Preheat oven to 350. Grease an 8-inch square pan.
make the crumbs:

    1. Put all the ingredients except the nuts in a food processor and pulse just until the mixture forms clumps and holds together when pressed. Pour mixture into smaller bowl, stir in the nuts and refrigerate until needed.

make the cake

    2. Toss the blueberries and 2 tsp of the flour together with a spoon in a small bowl, just to coat the berries; set aside.
    3. Whisk together the remaining 2 cups flour, baking powder, baking soda, salt, cinnamon and nutmeg.
    4. In a large bowl, rub the sugar and zest together with your fingertips until the sugar is moist and aromatic. Add the butter and using a hand mixer (or stand mixer with paddle attachment), beat the sugar with the butter until light, about 3 minutes.
    5. Add the eggs one by one, beating for about 1 minute after each addition, then beat in the vanilla extract. 6. Reduce the mixer speed to low and add the flour mixture and the buttermilk alternately, beginning and ending with the dry ingredients
    7. With a rubber spatula, gently stir in the berries. Scrape the batter into the buttered pan and smooth the top gently with the spatula.
    8. Pull the crumb mix from the fridge and scatter the crumbs over the batter.
    9. Bake for 50-60 minutes, or until the crumbs are golden and a thin knife comes out clean.
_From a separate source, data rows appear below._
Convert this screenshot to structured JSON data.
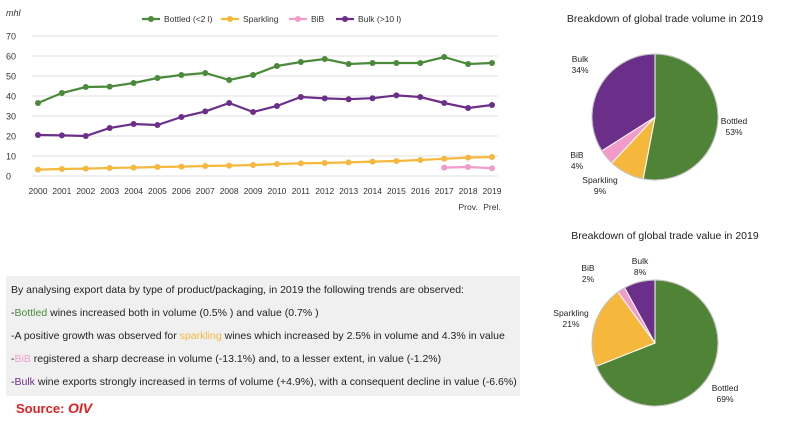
{
  "chart_data": [
    {
      "type": "line",
      "unit_label": "mhl",
      "x": [
        "2000",
        "2001",
        "2002",
        "2003",
        "2004",
        "2005",
        "2006",
        "2007",
        "2008",
        "2009",
        "2010",
        "2011",
        "2012",
        "2013",
        "2014",
        "2015",
        "2016",
        "2017",
        "2018",
        "2019"
      ],
      "x_sublabels": {
        "2018": "Prov.",
        "2019": "Prel."
      },
      "ylim": [
        0,
        70
      ],
      "yticks": [
        0,
        10,
        20,
        30,
        40,
        50,
        60,
        70
      ],
      "series": [
        {
          "name": "Bottled (<2 l)",
          "color": "#4a8a3a",
          "values": [
            36.5,
            41.5,
            44.5,
            44.7,
            46.5,
            49,
            50.5,
            51.5,
            48,
            50.5,
            55,
            57,
            58.5,
            56,
            56.5,
            56.5,
            56.5,
            59.5,
            56,
            56.5
          ]
        },
        {
          "name": "Sparkling",
          "color": "#f5b83d",
          "values": [
            3.2,
            3.5,
            3.7,
            4,
            4.2,
            4.5,
            4.7,
            5,
            5.2,
            5.5,
            6,
            6.3,
            6.5,
            6.8,
            7.2,
            7.5,
            8,
            8.6,
            9.2,
            9.5
          ]
        },
        {
          "name": "BiB",
          "color": "#f29bcb",
          "values": [
            null,
            null,
            null,
            null,
            null,
            null,
            null,
            null,
            null,
            null,
            null,
            null,
            null,
            null,
            null,
            null,
            null,
            4.2,
            4.5,
            3.9
          ]
        },
        {
          "name": "Bulk (>10 l)",
          "color": "#6b2f8a",
          "values": [
            20.5,
            20.3,
            20,
            24,
            26,
            25.5,
            29.5,
            32.3,
            36.5,
            32,
            35,
            39.5,
            38.8,
            38.4,
            38.9,
            40.3,
            39.5,
            36.5,
            34,
            35.5
          ]
        }
      ]
    },
    {
      "type": "pie",
      "title": "Breakdown of global trade volume in 2019",
      "slices": [
        {
          "name": "Bottled",
          "value": 53,
          "label": "53%",
          "color": "#4f8436"
        },
        {
          "name": "Sparkling",
          "value": 9,
          "label": "9%",
          "color": "#f5b83d"
        },
        {
          "name": "BiB",
          "value": 4,
          "label": "4%",
          "color": "#f29bcb"
        },
        {
          "name": "Bulk",
          "value": 34,
          "label": "34%",
          "color": "#6b2f8a"
        }
      ]
    },
    {
      "type": "pie",
      "title": "Breakdown of global trade value in 2019",
      "slices": [
        {
          "name": "Bottled",
          "value": 69,
          "label": "69%",
          "color": "#4f8436"
        },
        {
          "name": "Sparkling",
          "value": 21,
          "label": "21%",
          "color": "#f5b83d"
        },
        {
          "name": "BiB",
          "value": 2,
          "label": "2%",
          "color": "#f29bcb"
        },
        {
          "name": "Bulk",
          "value": 8,
          "label": "8%",
          "color": "#6b2f8a"
        }
      ]
    }
  ],
  "summary": {
    "intro": "By analysing export data by type of product/packaging, in 2019 the following trends are observed:",
    "lines": [
      {
        "prefix": "-",
        "keyword": "Bottled",
        "color": "#4a8a3a",
        "rest": " wines increased both in volume (0.5% ) and value (0.7% )"
      },
      {
        "prefix": "-A positive growth was observed for ",
        "keyword": "sparkling",
        "color": "#f5b83d",
        "rest": " wines which increased by 2.5% in volume and 4.3% in value"
      },
      {
        "prefix": "-",
        "keyword": "BiB",
        "color": "#f29bcb",
        "rest": " registered a sharp decrease in volume (-13.1%) and, to a lesser extent, in value (-1.2%)"
      },
      {
        "prefix": "-",
        "keyword": "Bulk",
        "color": "#6b2f8a",
        "rest": " wine exports strongly increased in terms of volume (+4.9%), with a consequent decline in value (-6.6%)"
      }
    ]
  },
  "source": {
    "label": "Source:",
    "org": "OIV"
  }
}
    Voila! Stay tuned in the next week and a half for lots of Passover and spring themed recipes!

5 Comments Add yours

  1. Kate says:

    Wow you’re brave! I can never give something away without tasting a sample batch first. I’m too afraid I will poison someone…or just make them never want to eat my food again.

    1. Emily says:

      I know – this was the first time I’ve ever done that! It was definitely strange – i want to make a batch next week sometime so I can try it for myself…keep your fingers crossed 🙂

  2. Milly-K says:

    We absolutely loved all the goodies you sent!! AND my P.E.O. friends that came over got to sample them too and unlike most times when they merely nibble a crumb…they oohed and ahhed and completly ate all the raspberry-pecan tea cakes and blueberry crumb cake that I put out for them! Sorry, I don’t share the Kahlua truffles! Your dear package really touched my heart!!

  3. Emily says:

    thanks milly-k! I’m so glad everything turned out so well!